Mehr Demokratie mit Gysi?
von Klaus Rainer Röhl

Neuerdings wollen einige Leute das Rad wieder neu erfinden. Alle paar Jahrzehnte wird die Nummer mit der Volksfront noch einmal aufgetischt. Zuletzt von dem späten Ziehkind der Familie Augstein. „Versucht es doch mal mit Gysi!“, sagte Jakob Augstein am Tag nach der Wahl in einer Talkshow. Einer Talkshow wie alle. Schon bei der Auswahl der Eingeladenen. Ein matter Vertreter der Konservativen, ein müder Uralter, ein Spinner mit interessanten Ideen und zwei gut vorbereite Linke. Da also trat Jakob Augstein auf und vertrat die Thesen aus seinem neuen Buch „Sabotage. Warum wir uns zwischen Demokratie und Kapitalismus entscheiden müssen“. Darin macht er keinen Hehl aus seiner Meinung, dass wir uns für die Demokratie entscheiden müssten und gegen den Kapitalismus. Mutig, mutig. Schon in seinem Geburtsjahr (1967) durften meine Kinder es mit Fingerfarben auf Plakate schreiben: „Papitalismus muss putt“! Für ihn, Jakob Augstein, ist das offenbar eine neue Idee. Deswegen brachte er auch noch einmal die Frage: „Warum nicht mit der Linken?“ Wir übersetzen mal: Gegen den Kapitalismus und für die Demokratie. Für die Demokratie also mit Gysi? Der Sohn von Martin Walser eilt den Dingen gern schon voraus.

Zur Stunde, da diese Zeilen geschrieben werden, überlegen sich Gabriel und seine SPD noch, wie sie endlich mal wieder „gestalten“ (mitregieren) könnten. Die in der Partei bereits entmachteten Spitzenpolitiker der Grünen um Jürgen Trittin und Claudia Roth überlegen in die gleiche Richtung und wollen auch gern „gestalten“, sonst drohen ihnen weitere vier Jahre ohne Posten und Dienstwagen. Das ginge mit Angela Merkel, aber es ginge auch, nach einer gewissen Schamfrist wegen öffentlich gegebener Versprechen, mit Sigmar Gabriel als Kanzler und Gregor Gysi als Mehrheitsbeschaffer und Dulder zugleich. Zumindest für den aus der Art geschlagenen Augstein-Zögling eine Chance. Aber für die Demokratie? Dafür aber für die Kommunisten. Die Volksfront ist der Traum der Kommunisten, seit es sie gibt. Irgendwann muss doch das Gebet von Oma Meume in den Texten von Liedermacher Wolf Biermann in Erfüllung gehen: „Ach Gott, lass du den Kommunismus siegen.“ Und auch Erich Honecker hatte es vorausgesagt: „Den Sozialismus in seinem Lauf hält weder Ochs noch Esel auf.“ Wenn nicht jetzt, wann dann? Bei der nächsten Wahl.

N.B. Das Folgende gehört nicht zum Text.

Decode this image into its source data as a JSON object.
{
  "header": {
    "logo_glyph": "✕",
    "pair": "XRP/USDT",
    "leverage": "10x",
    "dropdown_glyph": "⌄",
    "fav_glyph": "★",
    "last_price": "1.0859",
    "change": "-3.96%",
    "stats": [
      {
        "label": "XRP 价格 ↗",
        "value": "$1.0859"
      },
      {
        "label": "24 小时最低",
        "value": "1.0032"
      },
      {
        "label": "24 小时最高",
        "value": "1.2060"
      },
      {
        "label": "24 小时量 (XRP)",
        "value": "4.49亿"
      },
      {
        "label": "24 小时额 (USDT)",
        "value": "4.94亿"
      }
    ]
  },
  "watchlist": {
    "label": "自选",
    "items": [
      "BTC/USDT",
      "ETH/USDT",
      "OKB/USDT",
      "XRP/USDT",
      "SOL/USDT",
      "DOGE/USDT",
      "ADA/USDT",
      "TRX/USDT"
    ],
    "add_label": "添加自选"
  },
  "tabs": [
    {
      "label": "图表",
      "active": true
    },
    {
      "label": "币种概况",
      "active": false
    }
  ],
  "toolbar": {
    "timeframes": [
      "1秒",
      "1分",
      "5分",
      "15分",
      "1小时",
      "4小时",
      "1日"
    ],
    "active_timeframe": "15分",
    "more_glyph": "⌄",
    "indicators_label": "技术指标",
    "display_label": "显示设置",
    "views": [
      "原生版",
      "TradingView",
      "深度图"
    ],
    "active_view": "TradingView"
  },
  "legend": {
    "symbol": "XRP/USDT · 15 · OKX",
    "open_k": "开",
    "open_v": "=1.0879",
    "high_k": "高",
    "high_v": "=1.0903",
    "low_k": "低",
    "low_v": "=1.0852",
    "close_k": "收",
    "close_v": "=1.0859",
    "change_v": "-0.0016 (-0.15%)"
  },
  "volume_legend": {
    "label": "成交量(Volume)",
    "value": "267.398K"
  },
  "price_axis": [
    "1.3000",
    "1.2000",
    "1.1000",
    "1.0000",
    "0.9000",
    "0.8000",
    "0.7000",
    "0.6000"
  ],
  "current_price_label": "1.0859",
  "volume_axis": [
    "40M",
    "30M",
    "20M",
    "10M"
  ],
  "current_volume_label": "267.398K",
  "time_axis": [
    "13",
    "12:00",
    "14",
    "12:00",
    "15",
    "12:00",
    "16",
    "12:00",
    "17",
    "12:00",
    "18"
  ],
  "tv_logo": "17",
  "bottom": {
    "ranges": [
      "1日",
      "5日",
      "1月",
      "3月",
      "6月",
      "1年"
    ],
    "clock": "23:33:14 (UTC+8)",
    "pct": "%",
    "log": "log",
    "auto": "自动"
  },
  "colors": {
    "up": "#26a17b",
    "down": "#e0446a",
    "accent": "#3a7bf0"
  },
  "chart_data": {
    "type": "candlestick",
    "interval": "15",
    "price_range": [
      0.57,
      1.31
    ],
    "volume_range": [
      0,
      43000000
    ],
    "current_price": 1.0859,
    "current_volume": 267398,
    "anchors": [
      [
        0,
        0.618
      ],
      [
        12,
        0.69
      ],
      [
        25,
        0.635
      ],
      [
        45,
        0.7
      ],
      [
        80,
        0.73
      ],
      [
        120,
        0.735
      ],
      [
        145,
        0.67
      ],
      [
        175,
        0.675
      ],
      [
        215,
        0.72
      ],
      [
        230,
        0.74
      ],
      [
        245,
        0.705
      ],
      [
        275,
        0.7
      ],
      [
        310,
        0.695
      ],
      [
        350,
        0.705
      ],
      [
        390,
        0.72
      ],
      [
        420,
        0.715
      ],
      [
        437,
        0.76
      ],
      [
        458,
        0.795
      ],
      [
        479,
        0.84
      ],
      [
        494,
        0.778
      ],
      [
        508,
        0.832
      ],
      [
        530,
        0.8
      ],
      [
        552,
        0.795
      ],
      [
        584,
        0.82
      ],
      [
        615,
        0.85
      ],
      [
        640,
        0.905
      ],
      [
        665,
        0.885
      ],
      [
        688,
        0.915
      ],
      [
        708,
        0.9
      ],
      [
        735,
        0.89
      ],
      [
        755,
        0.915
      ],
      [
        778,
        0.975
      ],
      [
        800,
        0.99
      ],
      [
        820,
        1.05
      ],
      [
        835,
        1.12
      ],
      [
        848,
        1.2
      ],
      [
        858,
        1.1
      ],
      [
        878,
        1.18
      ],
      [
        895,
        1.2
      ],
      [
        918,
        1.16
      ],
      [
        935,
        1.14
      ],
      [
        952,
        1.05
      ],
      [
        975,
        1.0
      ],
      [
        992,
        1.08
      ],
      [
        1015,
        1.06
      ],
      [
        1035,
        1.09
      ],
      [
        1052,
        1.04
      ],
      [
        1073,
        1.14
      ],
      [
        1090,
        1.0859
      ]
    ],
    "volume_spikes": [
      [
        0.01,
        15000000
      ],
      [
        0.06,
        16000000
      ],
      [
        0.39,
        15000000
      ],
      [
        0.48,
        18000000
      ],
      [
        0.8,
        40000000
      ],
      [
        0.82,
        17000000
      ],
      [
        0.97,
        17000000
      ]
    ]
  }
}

Was ist „Die Linke“, die nach Augstein und nicht wenigen anderen Partner der SPD sein sollte? Wer sind ihre Mitglieder? Im Westen sind es ein paar Funktionäre aus den Gewerkschaften, überqualifizierte Marxisten auf der Suche nach einem neuen revolutionären Objekt. Im Osten die alte Garde der alten KPD. Die dann, was wir bitte nie vergessen sollen, in einer ersten brüderlichen Umarmung die SPD der sowjetischen Besatzungszone schluckte. Das Produkt der Zwangsvereinigung nannte sich SED. Die Sozialistische Einheitspartei mit Staat und Stasi. Na und, würde Gysi sagen. Der Konkurs der DDR führte nicht zum Konkurs der Partei. Im Gegenteil, samt Funktionären, Büros und Bankkonten nannte sich die Partei fortan PDS, dann „Die Linke“. Ihre politische Gesinnung (vom Verfassungsschutz in einigen Bundesländern mit Recht beobachtet) änderte sich nicht. Sie, die neuen Funktionäre mit den modernen Haarschnitten und dem I-Pad und die ganz Alten, die in Un-Ehren ergrauten Ewiggestrigen aus den Funktionärs-Wohnvierteln, sind immer bereit zum letzten Gefecht. In dem Alter weiß man nie, wann es das letzte ist.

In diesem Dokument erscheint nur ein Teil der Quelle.